Why 2014 Rates Are Not Really “Lower Than Expected”

You may have seen the headlines, such as this one from the Washington Post:


“California’s likely health insurance rates under new law are lower than expected”


California announced to great fanfare that insurance premiums in 2014 would range from 2% higher to 29% lower than in 2013.


This was greeted with surprise by many of the economists that were predicting higher rates in 2014. I was pretty skeptical myself. And of course, many of the supporters of the healthcare reform law were crowing.

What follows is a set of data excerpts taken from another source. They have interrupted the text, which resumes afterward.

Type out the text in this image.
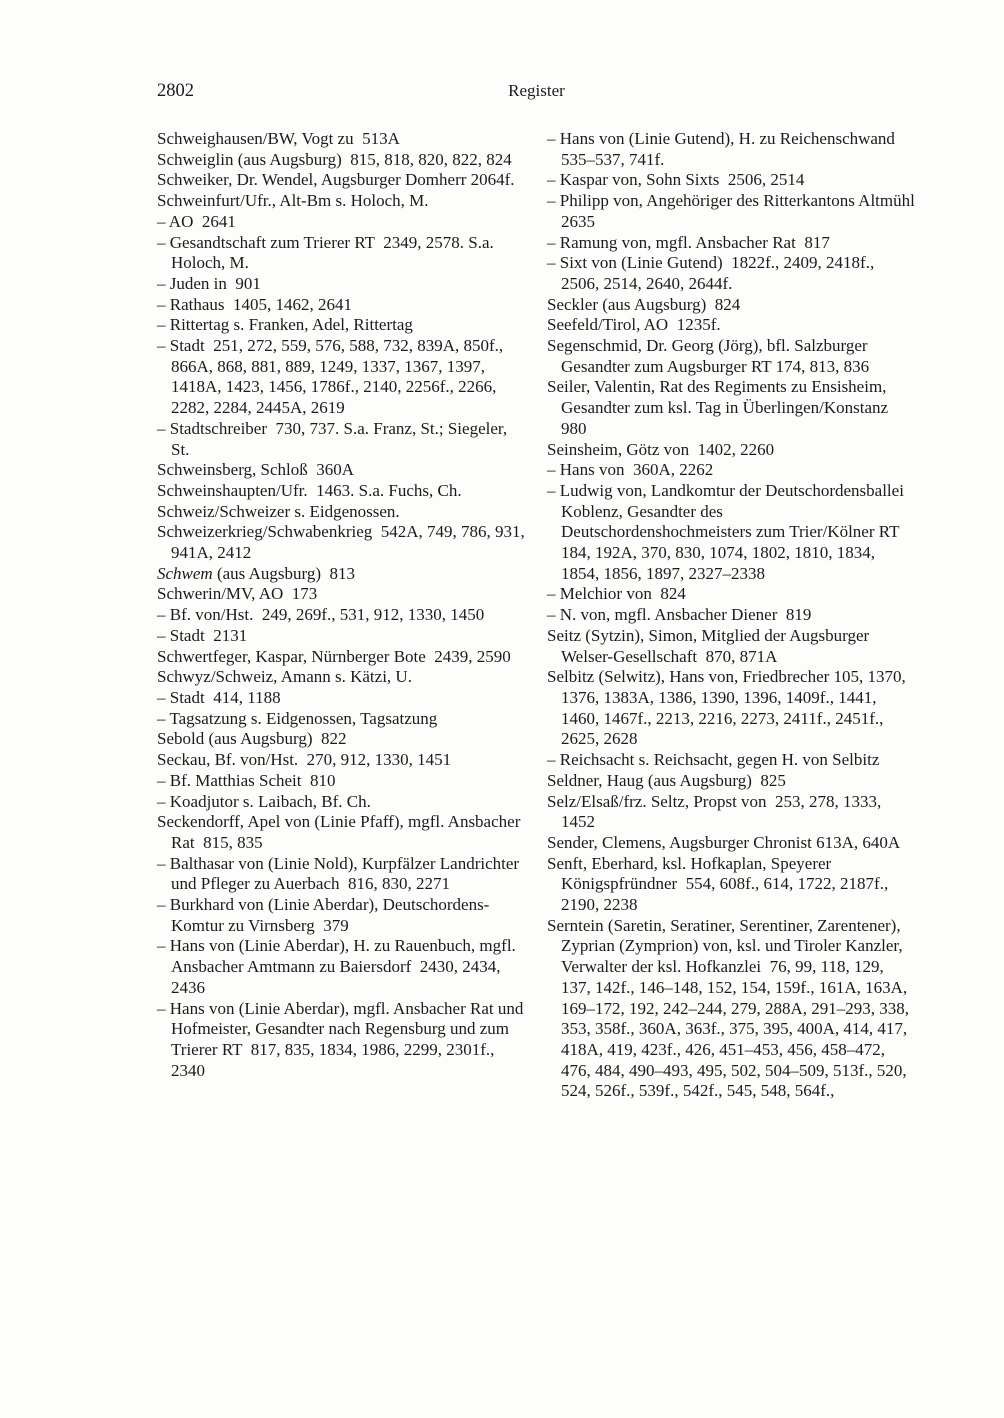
2802	Register

Schweighausen/BW, Vogt zu  513A

Schweiglin (aus Augsburg)  815, 818, 820, 822, 824

Schweiker, Dr. Wendel, Augsburger Domherr 2064f.

Schweinfurt/Ufr., Alt-Bm s. Holoch, M.

– AO  2641

– Gesandtschaft zum Trierer RT  2349, 2578. S.a. Holoch, M.

– Juden in  901

– Rathaus  1405, 1462, 2641

– Rittertag s. Franken, Adel, Rittertag

– Stadt  251, 272, 559, 576, 588, 732, 839A, 850f., 866A, 868, 881, 889, 1249, 1337, 1367, 1397, 1418A, 1423, 1456, 1786f., 2140, 2256f., 2266, 2282, 2284, 2445A, 2619

– Stadtschreiber  730, 737. S.a. Franz, St.; Siegeler, St.

Schweinsberg, Schloß  360A

Schweinshaupten/Ufr.  1463. S.a. Fuchs, Ch.

Schweiz/Schweizer s. Eidgenossen.

Schweizerkrieg/Schwabenkrieg  542A, 749, 786, 931, 941A, 2412

Schwem (aus Augsburg)  813

Schwerin/MV, AO  173

– Bf. von/Hst.  249, 269f., 531, 912, 1330, 1450

– Stadt  2131

Schwertfeger, Kaspar, Nürnberger Bote  2439, 2590

Schwyz/Schweiz, Amann s. Kätzi, U.

– Stadt  414, 1188

– Tagsatzung s. Eidgenossen, Tagsatzung

Sebold (aus Augsburg)  822

Seckau, Bf. von/Hst.  270, 912, 1330, 1451

– Bf. Matthias Scheit  810

– Koadjutor s. Laibach, Bf. Ch.

Seckendorff, Apel von (Linie Pfaff), mgfl. Ansbacher Rat  815, 835

– Balthasar von (Linie Nold), Kurpfälzer Landrichter und Pfleger zu Auerbach  816, 830, 2271

– Burkhard von (Linie Aberdar), Deutschordens-Komtur zu Virnsberg  379

– Hans von (Linie Aberdar), H. zu Rauenbuch, mgfl. Ansbacher Amtmann zu Baiersdorf  2430, 2434, 2436

– Hans von (Linie Aberdar), mgfl. Ansbacher Rat und Hofmeister, Gesandter nach Regensburg und zum Trierer RT  817, 835, 1834, 1986, 2299, 2301f., 2340

– Hans von (Linie Gutend), H. zu Reichenschwand  535–537, 741f.

– Kaspar von, Sohn Sixts  2506, 2514

– Philipp von, Angehöriger des Ritterkantons Altmühl  2635

– Ramung von, mgfl. Ansbacher Rat  817

– Sixt von (Linie Gutend)  1822f., 2409, 2418f., 2506, 2514, 2640, 2644f.

Seckler (aus Augsburg)  824

Seefeld/Tirol, AO  1235f.

Segenschmid, Dr. Georg (Jörg), bfl. Salzburger Gesandter zum Augsburger RT 174, 813, 836

Seiler, Valentin, Rat des Regiments zu Ensisheim, Gesandter zum ksl. Tag in Überlingen/Konstanz  980

Seinsheim, Götz von  1402, 2260

– Hans von  360A, 2262

– Ludwig von, Landkomtur der Deutschordensballei Koblenz, Gesandter des Deutschordenshochmeisters zum Trier/Kölner RT 184, 192A, 370, 830, 1074, 1802, 1810, 1834, 1854, 1856, 1897, 2327–2338

– Melchior von  824

– N. von, mgfl. Ansbacher Diener  819

Seitz (Sytzin), Simon, Mitglied der Augsburger Welser-Gesellschaft  870, 871A

Selbitz (Selwitz), Hans von, Friedbrecher 105, 1370, 1376, 1383A, 1386, 1390, 1396, 1409f., 1441, 1460, 1467f., 2213, 2216, 2273, 2411f., 2451f., 2625, 2628

– Reichsacht s. Reichsacht, gegen H. von Selbitz

Seldner, Haug (aus Augsburg)  825

Selz/Elsaß/frz. Seltz, Propst von  253, 278, 1333, 1452

Sender, Clemens, Augsburger Chronist 613A, 640A

Senft, Eberhard, ksl. Hofkaplan, Speyerer Königspfründner  554, 608f., 614, 1722, 2187f., 2190, 2238

Serntein (Saretin, Seratiner, Serentiner, Zarentener), Zyprian (Zymprion) von, ksl. und Tiroler Kanzler, Verwalter der ksl. Hofkanzlei  76, 99, 118, 129, 137, 142f., 146–148, 152, 154, 159f., 161A, 163A, 169–172, 192, 242–244, 279, 288A, 291–293, 338, 353, 358f., 360A, 363f., 375, 395, 400A, 414, 417, 418A, 419, 423f., 426, 451–453, 456, 458–472, 476, 484, 490–493, 495, 502, 504–509, 513f., 520, 524, 526f., 539f., 542f., 545, 548, 564f.,
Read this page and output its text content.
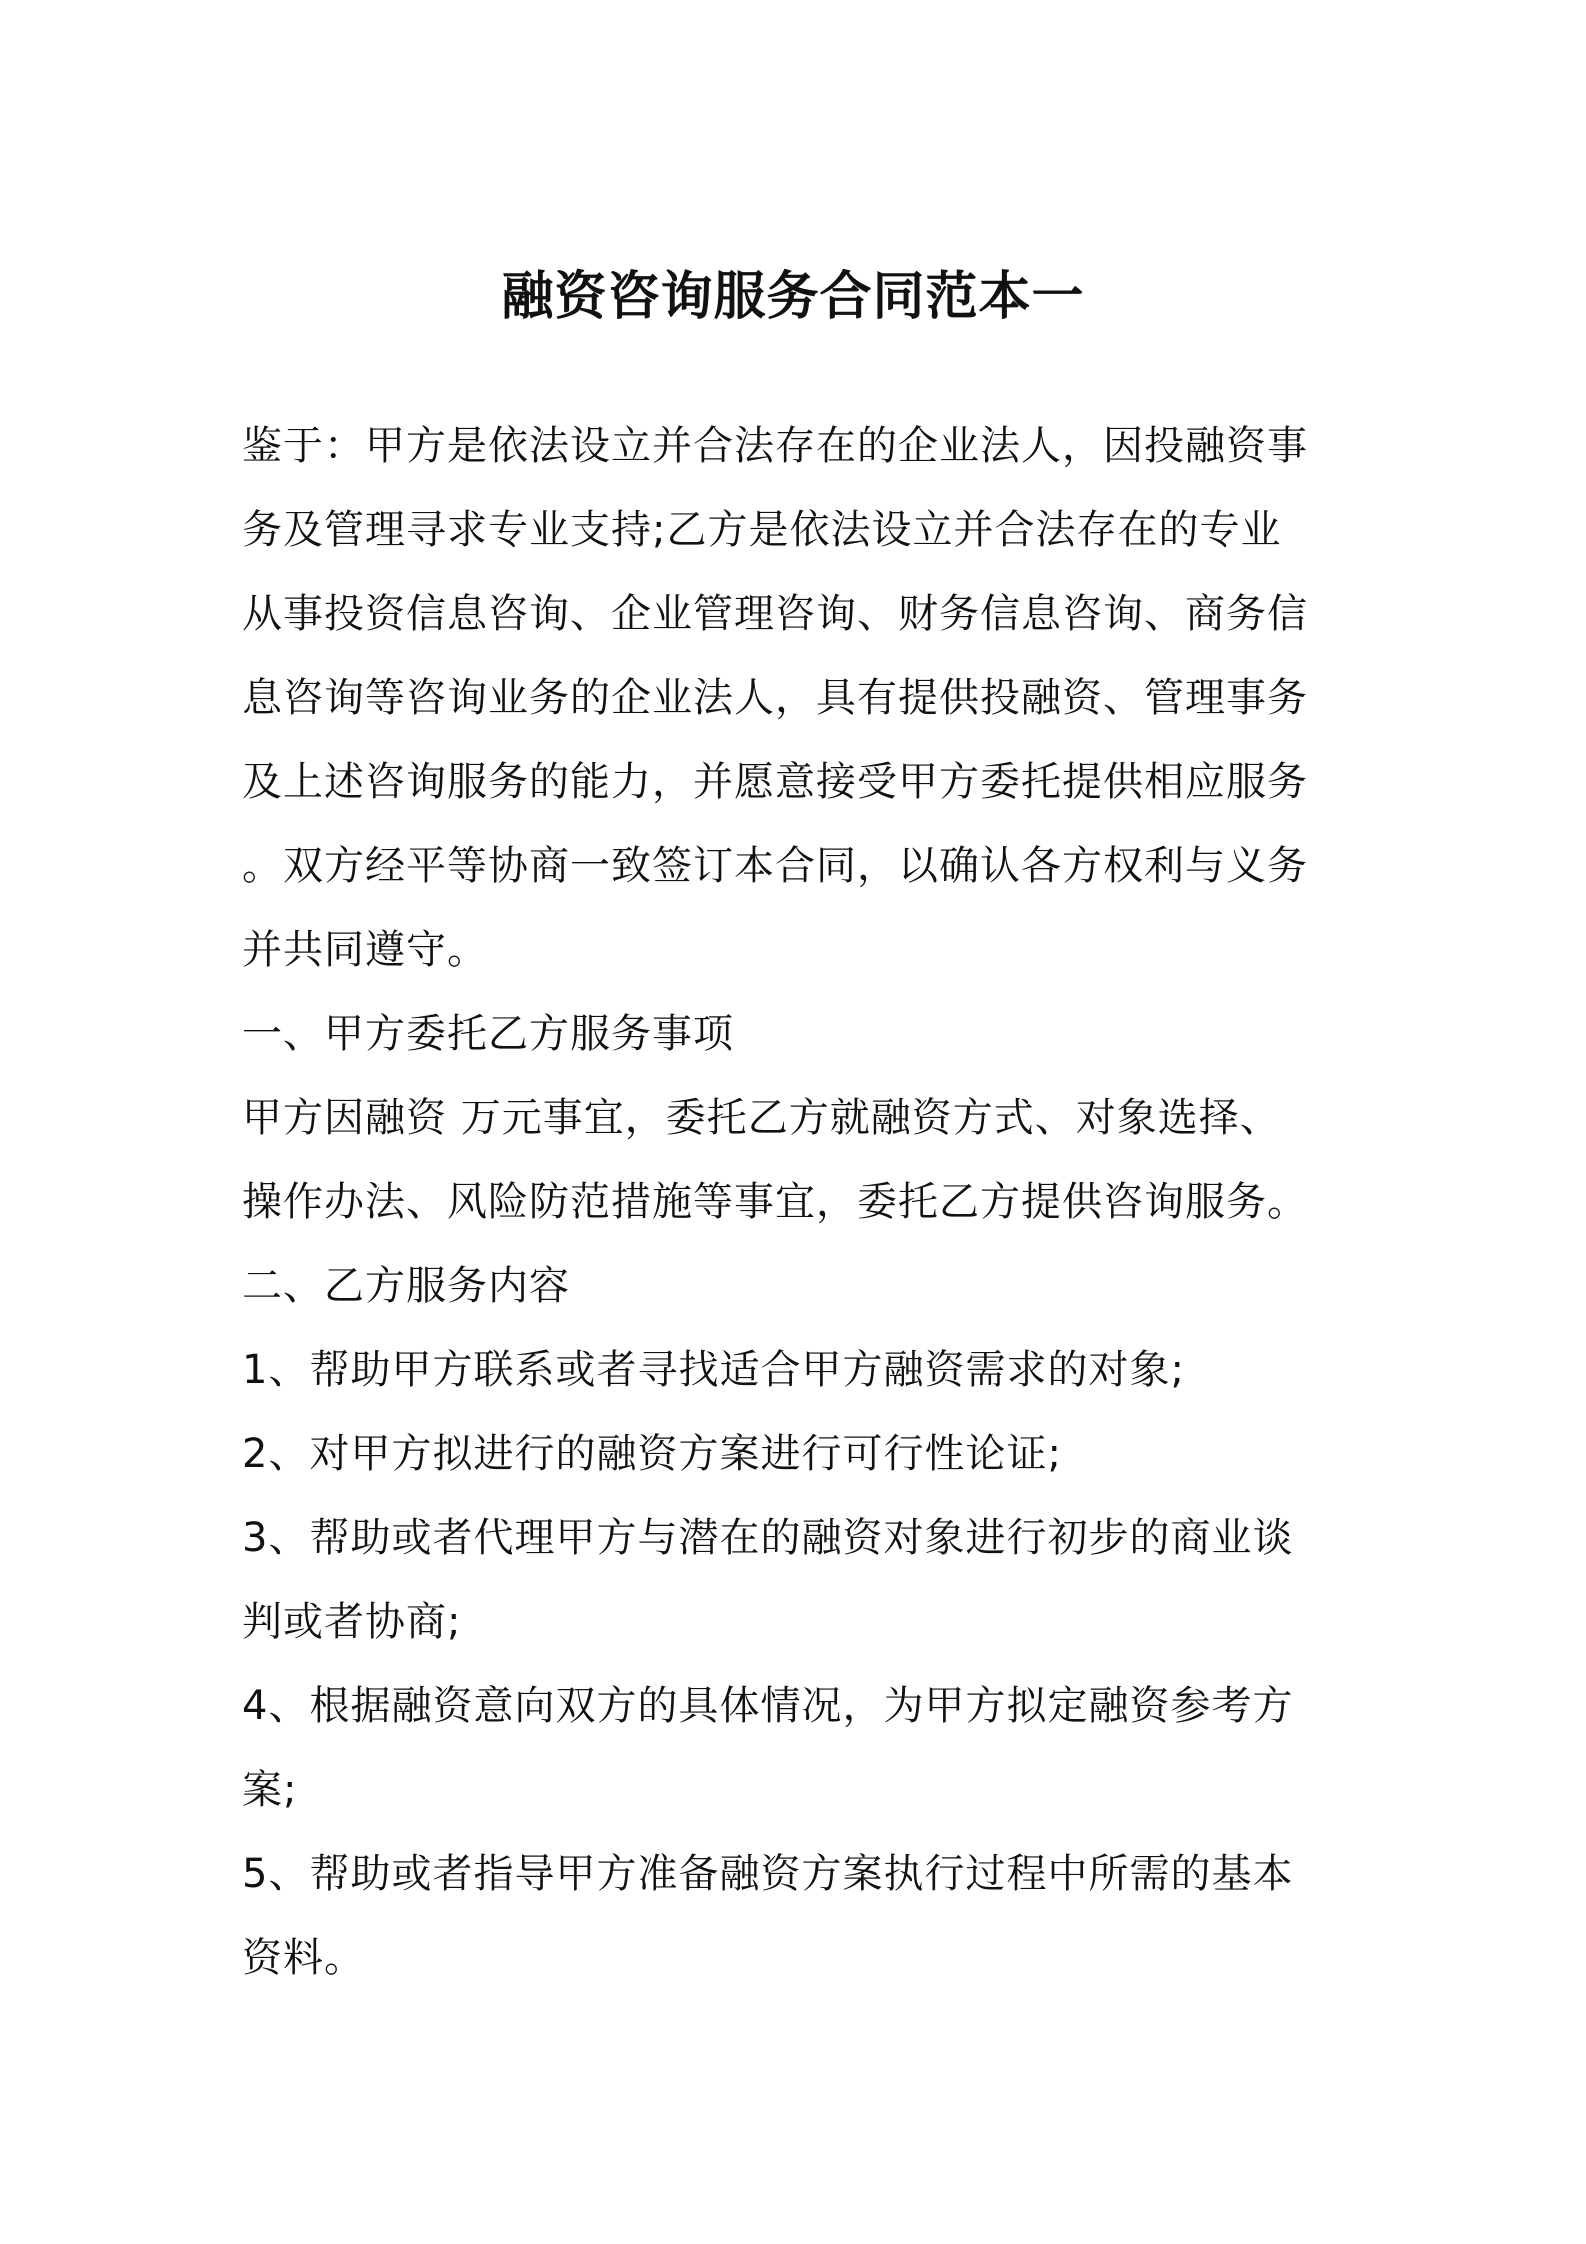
融资咨询服务合同范本一
鉴于：甲方是依法设立并合法存在的企业法人，因投融资事
务及管理寻求专业支持;乙方是依法设立并合法存在的专业
从事投资信息咨询、企业管理咨询、财务信息咨询、商务信
息咨询等咨询业务的企业法人，具有提供投融资、管理事务
及上述咨询服务的能力，并愿意接受甲方委托提供相应服务
。双方经平等协商一致签订本合同，以确认各方权利与义务
并共同遵守。
一、甲方委托乙方服务事项
甲方因融资 万元事宜，委托乙方就融资方式、对象选择、
操作办法、风险防范措施等事宜，委托乙方提供咨询服务。
二、乙方服务内容
1、帮助甲方联系或者寻找适合甲方融资需求的对象;
2、对甲方拟进行的融资方案进行可行性论证;
3、帮助或者代理甲方与潜在的融资对象进行初步的商业谈
判或者协商;
4、根据融资意向双方的具体情况，为甲方拟定融资参考方
案;
5、帮助或者指导甲方准备融资方案执行过程中所需的基本
资料。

And as it turns out, it was a fraud.


What the state actually did was compare 2013 small group rates, to 2014 individual rates. Group rates are always much higher than individual rates. An analysis by Lanhee Chen published in Bloomberg.com, showing that the actual rate increase a 25-year-old male might expect for comparable coverage is 38 to 53 percent.


The other under-reported news out of California is that several prominent health insurers have decided not to participate in California’s market. These include the nation’s largest health insurance company, UnitedHealth, along with Aetna and Cigna. Generally speaking, less competition will lead to higher premiums.


There is about to be a massive public relations campaign, where certain government officials and their advertising agencies will spend our tax dollars to convince everyone what a good deal they are getting – and reminding them the punishment they will face if they refuse to participate.


The fact that the state of California would have the audacity to put out this kind of fake comparison – simply in order to make things look better than they really are – hints at the kind of spin and distortion that is likely to be coming our way very shortly.